Monday, July 16, 2007

Feedburner doesn't seem to check my Blogger page every half hour

Feedburner, an (RSS/atom) subscription feed delivery service, is a very useful tool for web publishers. Not only does it handle the server task of delivering feeds to RSS readers and some other tasks including keeping stats, it also includes features for publicizing your page: like widgets to put on other blogs, javascript code that can publish your blog's stories anywhere you can drop their HTML in a web page, pinging news aggregator pages and sending your blog as an email newsletter to your readers that subscribe to it.

That's a great list of features--and for my Wordpress-powered blog at diary.pacificpelican.us, it all adds up to one thing: I love Feedburner!!




However, for my Blogger-powered page here at weblog.pacificpelican.us, my problem with the Feedburner service is that even though it claims to check your feed every half hour, I have gone half a day without my feed updating. I have just pinged the service now--but that's a bit of a hassle.

Recently Feedburner, after its acquisition by Google, made a few bonus features free to the regular (free) user in a bit of Google-populism.

One of these features is enhanced stats, which is a very good upgrade.

But one is called "Feedbuner integration" for your Blogger blog. So once you install this feature, any time someone clicks on one of the native Blogger feeds [often they look something like "Subscribe to posts (atom)"] they are immediately redirected to the Feedburner feed rather than the Blogger page's native feed. Which would be a great feature--if the Feedburned feed would update more often. As it is, this "integration" (which hardly seems like a full integration in practice) actually blocks any chance at seeing new stories via the feed by making every user look at the often un-updated Feedburner feed.

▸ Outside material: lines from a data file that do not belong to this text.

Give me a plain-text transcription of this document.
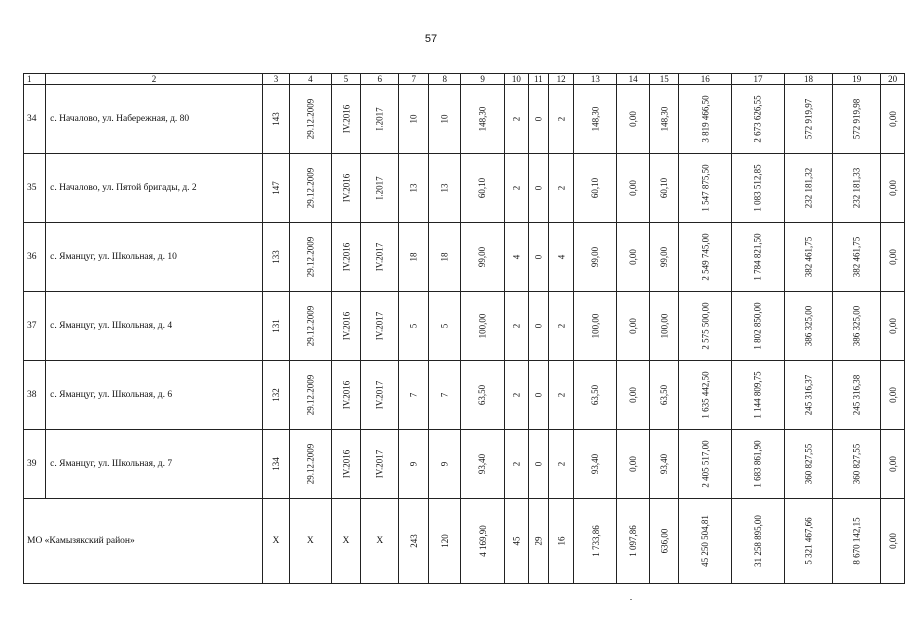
57
1	2	3	4	5	6	7	8	9	10	11	12	13	14	15	16	17	18	19	20
34	с. Началово, ул. Набережная, д. 80	143	29.12.2009	IV.2016	I.2017	10	10	148,30	2	0	2	148,30	0,00	148,30	3 819 466,50	2 673 626,55	572 919,97	572 919,98	0,00
35	с. Началово, ул. Пятой бригады, д. 2	147	29.12.2009	IV.2016	I.2017	13	13	60,10	2	0	2	60,10	0,00	60,10	1 547 875,50	1 083 512,85	232 181,32	232 181,33	0,00
36	с. Яманцуг, ул. Школьная, д. 10	133	29.12.2009	IV.2016	IV.2017	18	18	99,00	4	0	4	99,00	0,00	99,00	2 549 745,00	1 784 821,50	382 461,75	382 461,75	0,00
37	с. Яманцуг, ул. Школьная, д. 4	131	29.12.2009	IV.2016	IV.2017	5	5	100,00	2	0	2	100,00	0,00	100,00	2 575 500,00	1 802 850,00	386 325,00	386 325,00	0,00
38	с. Яманцуг, ул. Школьная, д. 6	132	29.12.2009	IV.2016	IV.2017	7	7	63,50	2	0	2	63,50	0,00	63,50	1 635 442,50	1 144 809,75	245 316,37	245 316,38	0,00
39	с. Яманцуг, ул. Школьная, д. 7	134	29.12.2009	IV.2016	IV.2017	9	9	93,40	2	0	2	93,40	0,00	93,40	2 405 517,00	1 683 861,90	360 827,55	360 827,55	0,00
МО «Камызякский район»		Х	Х	Х	Х	243	120	4 169,90	45	29	16	1 733,86	1 097,86	636,00	45 250 504,81	31 258 895,00	5 321 467,66	8 670 142,15	0,00
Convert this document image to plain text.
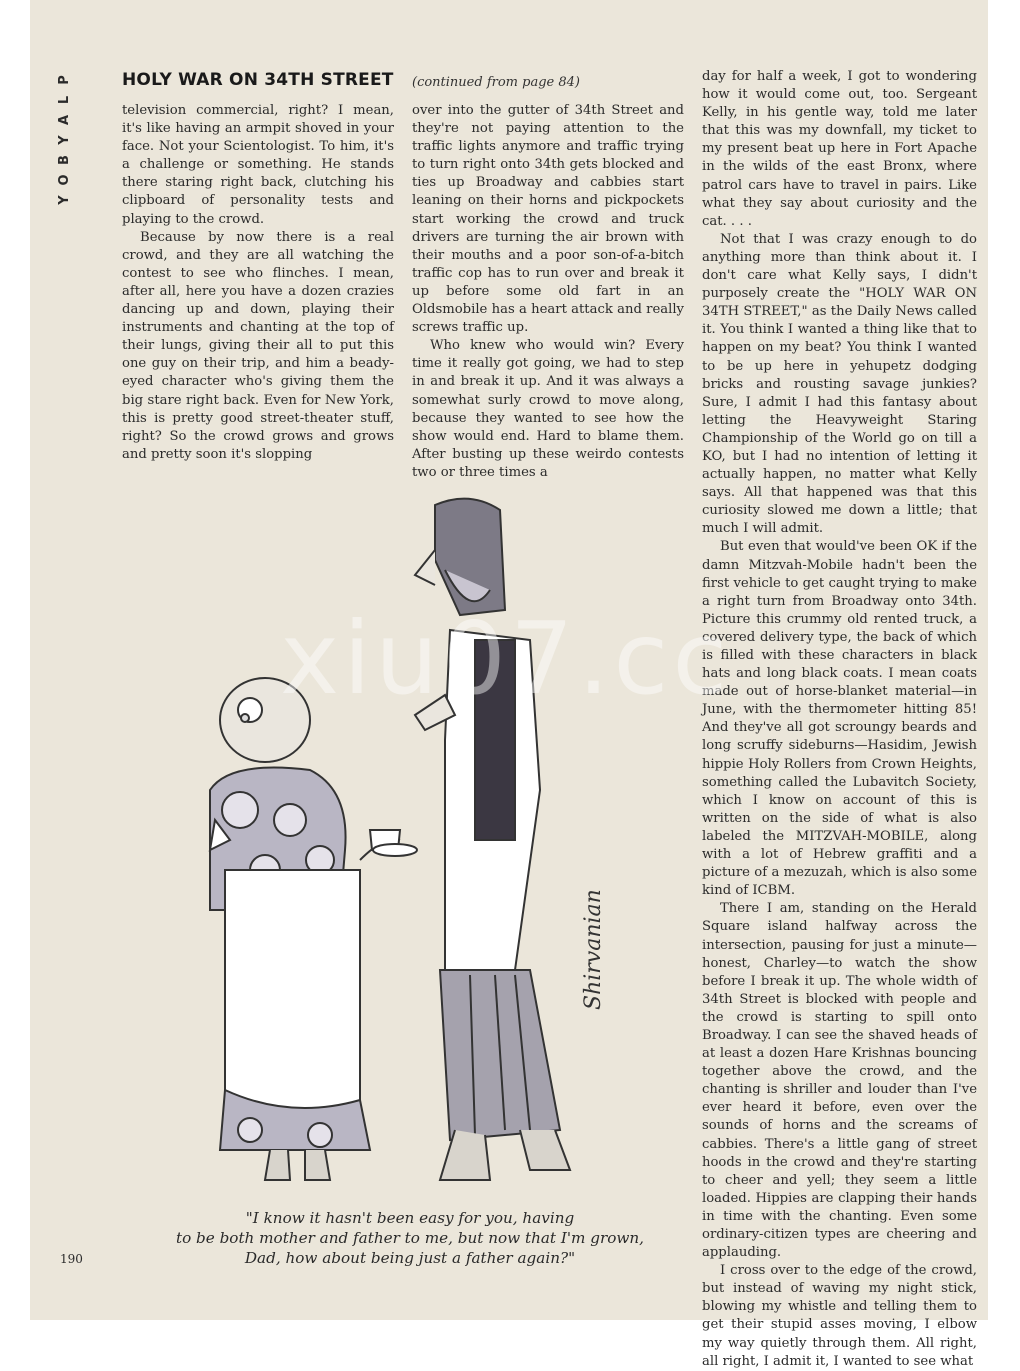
P
L
A
Y
B
O
Y
HOLY WAR ON 34TH STREET (continued from page 84)

television commercial, right? I mean, it's like having an armpit shoved in your face. Not your Scientologist. To him, it's a challenge or something. He stands there staring right back, clutching his clipboard of personality tests and playing to the crowd.

Because by now there is a real crowd, and they are all watching the contest to see who flinches. I mean, after all, here you have a dozen crazies dancing up and down, playing their instruments and chanting at the top of their lungs, giving their all to put this one guy on their trip, and him a beady-eyed character who's giving them the big stare right back. Even for New York, this is pretty good street-theater stuff, right? So the crowd grows and grows and pretty soon it's slopping

over into the gutter of 34th Street and they're not paying attention to the traffic lights anymore and traffic trying to turn right onto 34th gets blocked and ties up Broadway and cabbies start leaning on their horns and pickpockets start working the crowd and truck drivers are turning the air brown with their mouths and a poor son-of-a-bitch traffic cop has to run over and break it up before some old fart in an Oldsmobile has a heart attack and really screws traffic up.

Who knew who would win? Every time it really got going, we had to step in and break it up. And it was always a somewhat surly crowd to move along, because they wanted to see how the show would end. Hard to blame them. After busting up these weirdo contests two or three times a

day for half a week, I got to wondering how it would come out, too. Sergeant Kelly, in his gentle way, told me later that this was my downfall, my ticket to my present beat up here in Fort Apache in the wilds of the east Bronx, where patrol cars have to travel in pairs. Like what they say about curiosity and the cat. . . .

Not that I was crazy enough to do anything more than think about it. I don't care what Kelly says, I didn't purposely create the "HOLY WAR ON 34TH STREET," as the Daily News called it. You think I wanted a thing like that to happen on my beat? You think I wanted to be up here in yehupetz dodging bricks and rousting savage junkies? Sure, I admit I had this fantasy about letting the Heavyweight Staring Championship of the World go on till a KO, but I had no intention of letting it actually happen, no matter what Kelly says. All that happened was that this curiosity slowed me down a little; that much I will admit.

But even that would've been OK if the damn Mitzvah-Mobile hadn't been the first vehicle to get caught trying to make a right turn from Broadway onto 34th. Picture this crummy old rented truck, a covered delivery type, the back of which is filled with these characters in black hats and long black coats. I mean coats made out of horse-blanket material—in June, with the thermometer hitting 85! And they've all got scroungy beards and long scruffy sideburns—Hasidim, Jewish hippie Holy Rollers from Crown Heights, something called the Lubavitch Society, which I know on account of this is written on the side of what is also labeled the MITZVAH-MOBILE, along with a lot of Hebrew graffiti and a picture of a mezuzah, which is also some kind of ICBM.

There I am, standing on the Herald Square island halfway across the intersection, pausing for just a minute—honest, Charley—to watch the show before I break it up. The whole width of 34th Street is blocked with people and the crowd is starting to spill onto Broadway. I can see the shaved heads of at least a dozen Hare Krishnas bouncing together above the crowd, and the chanting is shriller and louder than I've ever heard it before, even over the sounds of horns and the screams of cabbies. There's a little gang of street hoods in the crowd and they're starting to cheer and yell; they seem a little loaded. Hippies are clapping their hands in time with the chanting. Even some ordinary-citizen types are cheering and applauding.

I cross over to the edge of the crowd, but instead of waving my night stick, blowing my whistle and telling them to get their stupid asses moving, I elbow my way quietly through them. All right, all right, I admit it, I wanted to see what

Shirvanian
"I know it hasn't been easy for you, having
to be both mother and father to me, but now that I'm grown,
Dad, how about being just a father again?"
190
xiu07.cc
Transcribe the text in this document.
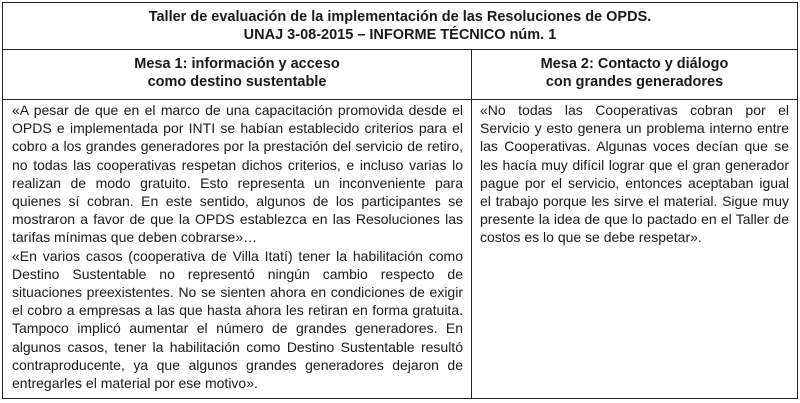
Taller de evaluación de la implementación de las Resoluciones de OPDS.
UNAJ 3-08-2015 – INFORME TÉCNICO núm. 1
Mesa 1: información y acceso
como destino sustentable
Mesa 2: Contacto y diálogo
con grandes generadores

«A pesar de que en el marco de una capacitación promovida desde el OPDS e implementada por INTI se habían establecido criterios para el cobro a los grandes generadores por la prestación del servicio de retiro, no todas las cooperativas respetan dichos criterios, e incluso varias lo realizan de modo gratuito. Esto representa un inconveniente para quienes sí cobran. En este sentido, algunos de los participantes se mostraron a favor de que la OPDS establezca en las Resoluciones las tarifas mínimas que deben cobrarse»…

«En varios casos (cooperativa de Villa Itatí) tener la habilitación como Destino Sustentable no representó ningún cambio respecto de situaciones preexistentes. No se sienten ahora en condiciones de exigir el cobro a empresas a las que hasta ahora les retiran en forma gratuita. Tampoco implicó aumentar el número de grandes generadores. En algunos casos, tener la habilitación como Destino Sustentable resultó contraproducente, ya que algunos grandes generadores dejaron de entregarles el material por ese motivo».

«No todas las Cooperativas cobran por el Servicio y esto genera un problema interno entre las Cooperativas. Algunas voces decían que se les hacía muy difícil lograr que el gran generador pague por el servicio, entonces aceptaban igual el trabajo porque les sirve el material. Sigue muy presente la idea de que lo pactado en el Taller de costos es lo que se debe respetar».
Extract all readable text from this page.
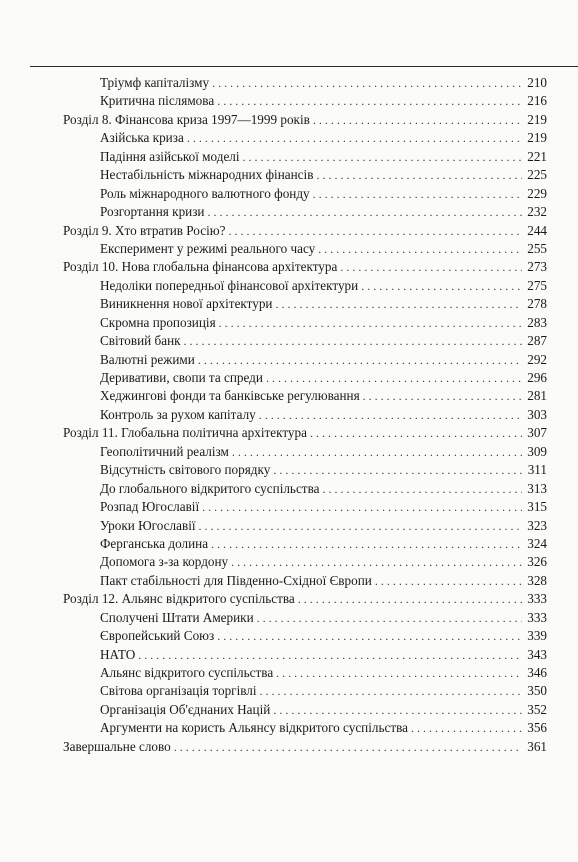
Тріумф капіталізму . . .	210
Критична післямова . . .	216
Розділ 8. Фінансова криза 1997—1999 років . . .	219
Азійська криза . . .	219
Падіння азійської моделі . . .	221
Нестабільність міжнародних фінансів . . .	225
Роль міжнародного валютного фонду . . .	229
Розгортання кризи . . .	232
Розділ 9. Хто втратив Росію? . . .	244
Експеримент у режимі реального часу . . .	255
Розділ 10. Нова глобальна фінансова архітектура . . .	273
Недоліки попередньої фінансової архітектури . . .	275
Виникнення нової архітектури . . .	278
Скромна пропозиція . . .	283
Світовий банк . . .	287
Валютні режими . . .	292
Деривативи, свопи та спреди . . .	296
Хеджингові фонди та банківське регулювання . . .	281
Контроль за рухом капіталу . . .	303
Розділ 11. Глобальна політична архітектура . . .	307
Геополітичний реалізм . . .	309
Відсутність світового порядку . . .	311
До глобального відкритого суспільства . . .	313
Розпад Югославії . . .	315
Уроки Югославії . . .	323
Ферганська долина . . .	324
Допомога з-за кордону . . .	326
Пакт стабільності для Південно-Східної Європи . . .	328
Розділ 12. Альянс відкритого суспільства . . .	333
Сполучені Штати Америки . . .	333
Європейський Союз . . .	339
НАТО . . .	343
Альянс відкритого суспільства . . .	346
Світова організація торгівлі . . .	350
Організація Об'єднаних Націй . . .	352
Аргументи на користь Альянсу відкритого суспільства . . .	356
Завершальне слово . . .	361
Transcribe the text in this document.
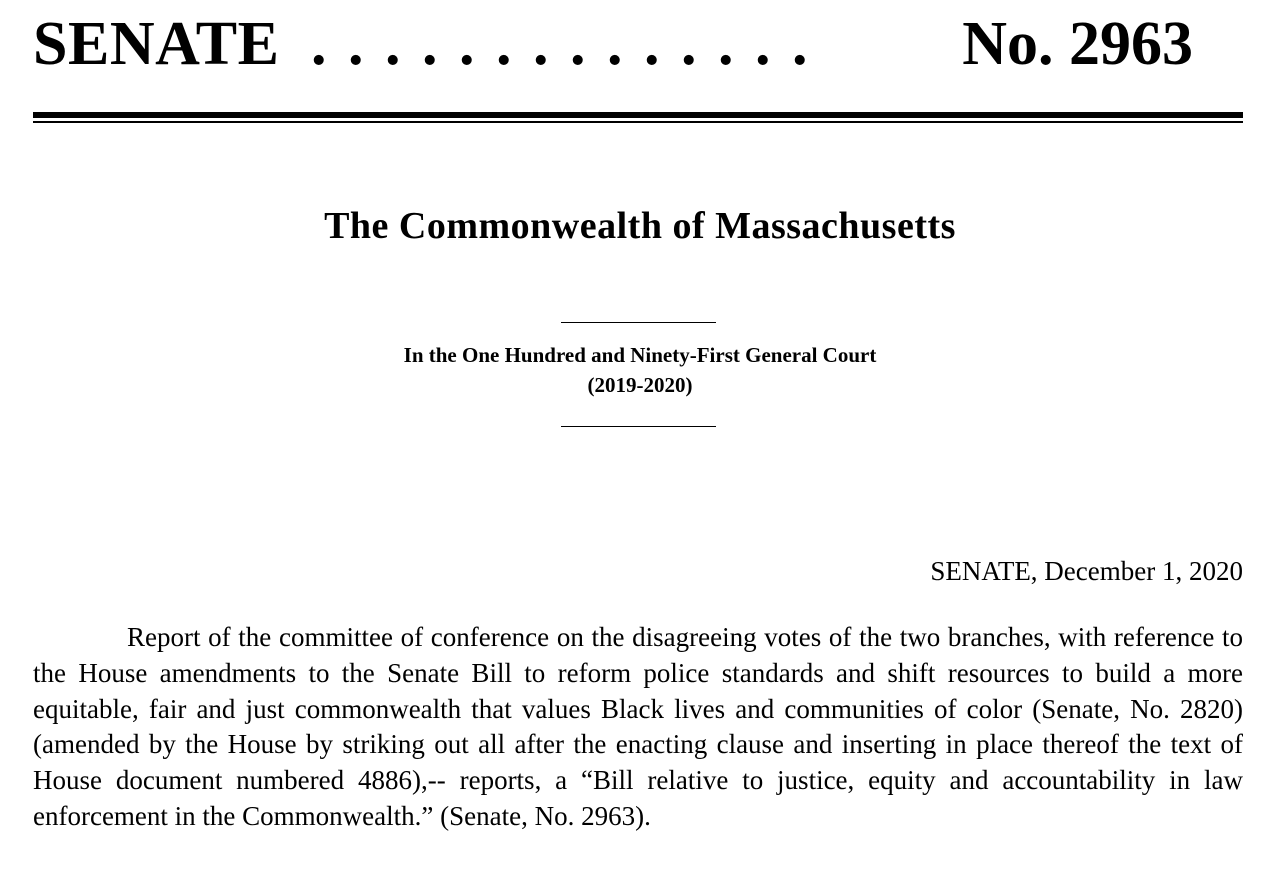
SENATE . . . . . . . . . . . . . . No. 2963
The Commonwealth of Massachusetts
In the One Hundred and Ninety-First General Court
(2019-2020)
SENATE, December 1, 2020

Report of the committee of conference on the disagreeing votes of the two branches, with reference to the House amendments to the Senate Bill to reform police standards and shift resources to build a more equitable, fair and just commonwealth that values Black lives and communities of color (Senate, No. 2820) (amended by the House by striking out all after the enacting clause and inserting in place thereof the text of House document numbered 4886),-- reports, a “Bill relative to justice, equity and accountability in law enforcement in the Commonwealth.” (Senate, No. 2963).
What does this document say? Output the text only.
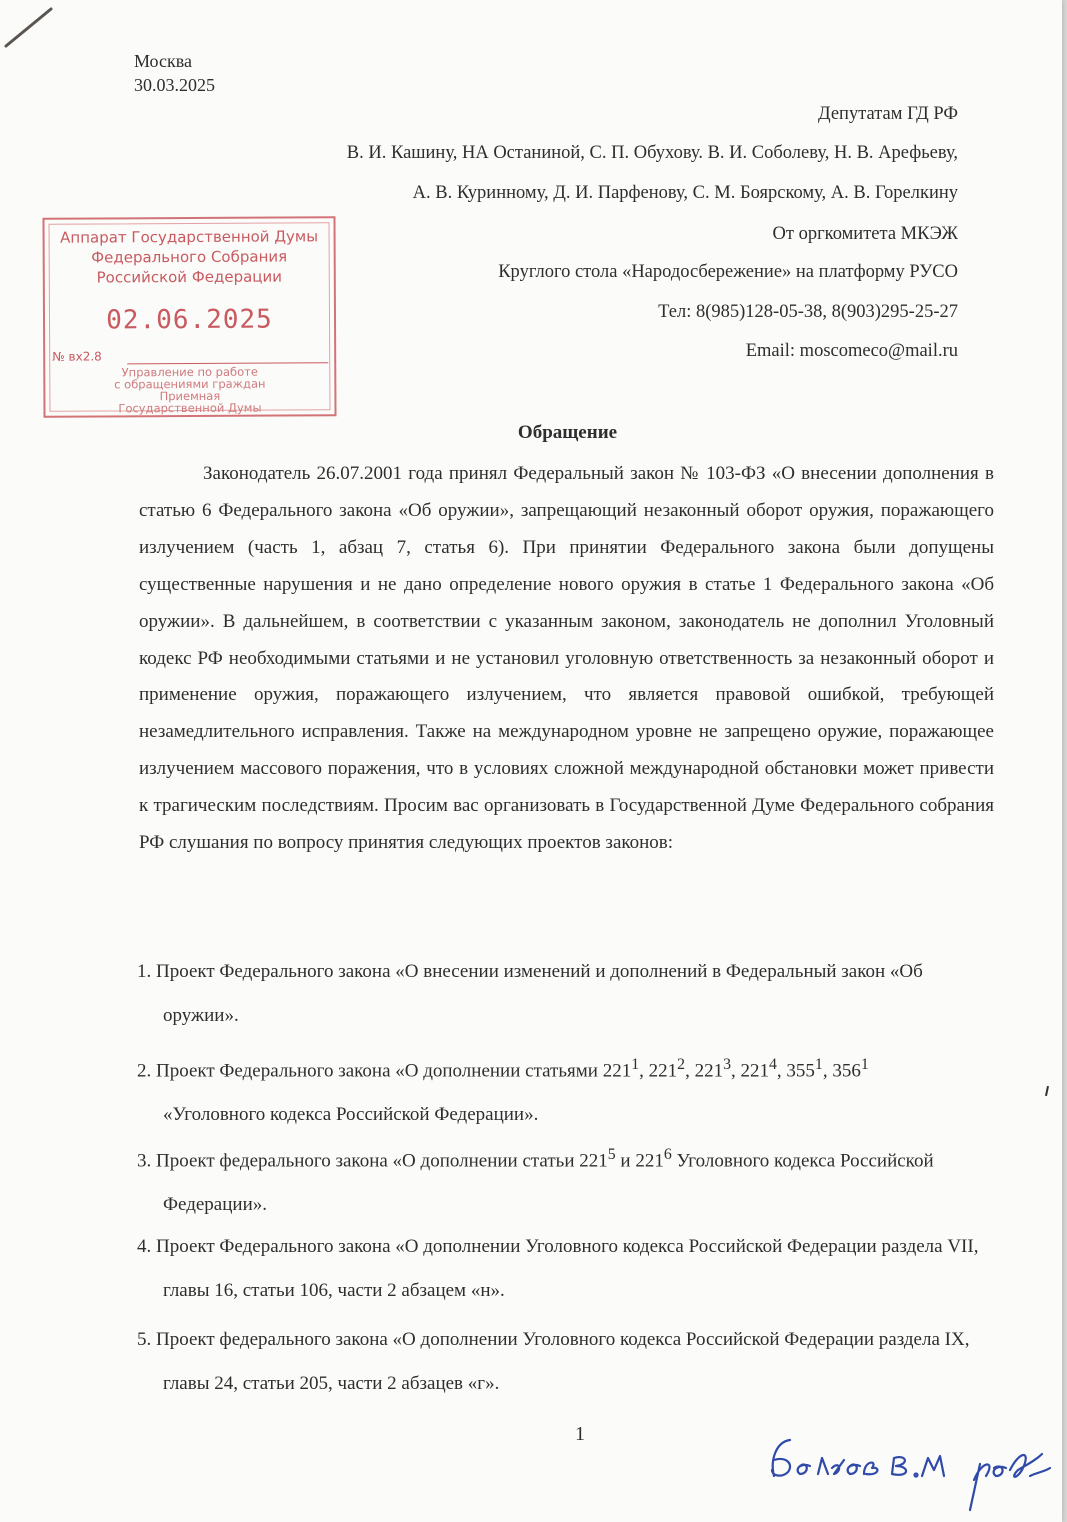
Москва
30.03.2025
Депутатам ГД РФ
В. И. Кашину, НА Останиной, С. П. Обухову. В. И. Соболеву, Н. В. Арефьеву,
А. В. Куринному, Д. И. Парфенову, С. М. Боярскому, А. В. Горелкину
От оргкомитета МКЭЖ
Круглого стола «Народосбережение» на платформу РУСО
Тел: 8(985)128-05-38, 8(903)295-25-27
Email: moscomeco@mail.ru
Аппарат Государственной Думы
Федерального Собрания
Российской Федерации
02.06.2025
№ вх2.8
Управление по работе
с обращениями граждан
Приемная
Государственной Думы
Обращение
Законодатель 26.07.2001 года принял Федеральный закон № 103-ФЗ «О внесении дополнения в статью 6 Федерального закона «Об оружии», запрещающий незаконный оборот оружия, поражающего излучением (часть 1, абзац 7, статья 6). При принятии Федерального закона были допущены существенные нарушения и не дано определение нового оружия в статье 1 Федерального закона «Об оружии». В дальнейшем, в соответствии с указанным законом, законодатель не дополнил Уголовный кодекс РФ необходимыми статьями и не установил уголовную ответственность за незаконный оборот и применение оружия, поражающего излучением, что является правовой ошибкой, требующей незамедлительного исправления. Также на международном уровне не запрещено оружие, поражающее излучением массового поражения, что в условиях сложной международной обстановки может привести к трагическим последствиям. Просим вас организовать в Государственной Думе Федерального собрания РФ слушания по вопросу принятия следующих проектов законов:
1. Проект Федерального закона «О внесении изменений и дополнений в Федеральный закон «Об оружии».
2. Проект Федерального закона «О дополнении статьями $221^1$, $221^2$, $221^3$, $221^4$, $355^1$, $356^1$
«Уголовного кодекса Российской Федерации».
3. Проект федерального закона «О дополнении статьи $221^5$ и $221^6$ Уголовного кодекса Российской Федерации».
4. Проект Федерального закона «О дополнении Уголовного кодекса Российской Федерации раздела VII, главы 16, статьи 106, части 2 абзацем «н».
5. Проект федерального закона «О дополнении Уголовного кодекса Российской Федерации раздела IX, главы 24, статьи 205, части 2 абзацев «г».
1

And another one of these features is a customizable domain for the feed (called "My Brand")--so instead of a URL like http://feeds.feedburner.com/THEfeedname, the user have their feed come from their own domain--so instead the URL will look like http://example.com/TheFeeedsName where example.com is a domain owned by the user. But then again, I can't help but wonder whether the flaky behavior of my feeds has something to do with the fact that I have a Blogger-hosted page on a custom domain, so really my underlying feed generated by Blogger is already a custom domain and, I don't know, Feedburner may not know to look for it as often or something. (As it is this paragraph is mainly speculation as I have not seen it worthwhile to re-brand my Blogger-Feedburner blog feed URL right now.)

It might be good that Google bought Feedburner--they are certainly adding on free features for their service--but the question remains about how well they will integrate their Blogger product while also appealing to the Wordpress and Movable Type user market. For now, they seem to be leaving Blogger users--even borderline power-users of the service--behind. For use with Blogger, I used to love Feedburner.